Tunnel architectuve
Overview
The tunnel is used when Legion autonomous workers and pollers need access to customer tools which can't be accessed from the public internet, either because they're internal self-hosted tools or because customer networking/security/compliance requirements need us to connect to the tools from within the customer network. In those cases our solution for enabling access to the tools it to have the customer run the Legion tunnel, that is provided as a Docker image, on compute in their internal network and the tunnel container will create a outbound networking tunnel that the workers will be able to use to send calls into the private network. Cloudflare tunnels are used as the networking infra to set up the network link over which the Legion specific logic runs (DLP data masking, etc). On Legion's backend, a dedicated proxy VM for the customer is used to route relevant traffic from the pollers and workers through the Cloudflare tunnel and into the tunnel container in the customer network.
Flow diagram
Flow high level overview
- Proxy configuration is saved for each customer in MongoDB, which indicates if/which tools should use which proxy instance for a given customer and is used to map specific tools for a specific customer to a proxy instance in Legion's backend which should be used for traffic to that tool.
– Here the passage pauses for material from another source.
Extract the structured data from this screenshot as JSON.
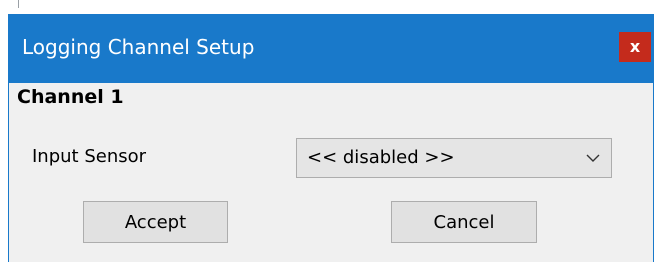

- When pollers need to poll a tool and when an autonomous investigation worker is started and receives the investigation configuration, the proxy mapping is fetched from the DB and used to determine if traffic should go through the tunnel or not. Only tunnel type proxies will be covered by this explanation, and other proxy types are out of scope.
- The proxy instance in Legion's backend uses mitmproxy as a proxy server that can intercept traffic and reroute it through the tunnel. It uses a custom CA to generate leaf certificate shown to the caller to ensure HTTPs traffic will work correctly
- The tunnel container running in customer's environment contains 2 components:
- cloudflared - a Cloudflare tunnel client that establishes outbound connection to the Cloudflare servers and allows us to send calls into the network that will be routed to a fixed internal target
- FastAPI server - receives calls forwarded from the proxy instance (routed through cloudflared), sends them to the internal target, runs data masking DLP rules on the response before sending it back out to the proxy instance
- To run the image, the customer needs to set environment variables (that we provide the values for) that contain the Cloudflare tunnel access token (used by cloudflared to authenticate against Cloudflare servers), a json file containing the customer's DLP rules, and optional custom CA certificates used by the customer that the tunnel should add to its trusted certificates store
Flow detailed flow
- When the poller or worker needs to run API or browser actions on a tool that needs a tunnel proxy it will:
- Add the tunnel proxy EC2 machine (taken from environment variables) as the proxy url for Playwright/httpx
- Add the Tunnel proxy's server certificate (single certificate globally) as the trusted server certificate
- The proxy instance mitmproxy server will receive the request and:
- Pack the original request's properties (host, scheme, port, headers, etc.) into the body of a new network request that replaces the original request
- Sets the new request's properties to be a POST request to the customer's dedicated Cloudflare tunnel DNS name
- Adds service auth headers (client id and client secret) as headers to authenticate against the Cloudflare tunnel
- Assigns a request id to allow correlating logs to tunnel logs
- The cloudflare backend receives all requests to the public DNS assigned to each tunnel. For each request it will:
- Verify the client id and client secret headers in the request and the source IP match the service auth policy protecting the tunnel via Cloudflare Zero Trust, and block the request if not authorized
- Use the tunnel configuration in Cloudflare to forward the requests to the cloudflare daemon client running in the customer network matching the tunnel
- The tunnel container that customers runs in their internal network will:
- cloudflared receives the request from Cloudflare servers and uses the tunnel configuration (that it pulls from Cloudflare servers) to determine where to forward the request. We instruct cloudflare to forward all incoming requests to http://localhost:8080 which FastAPI is listening on.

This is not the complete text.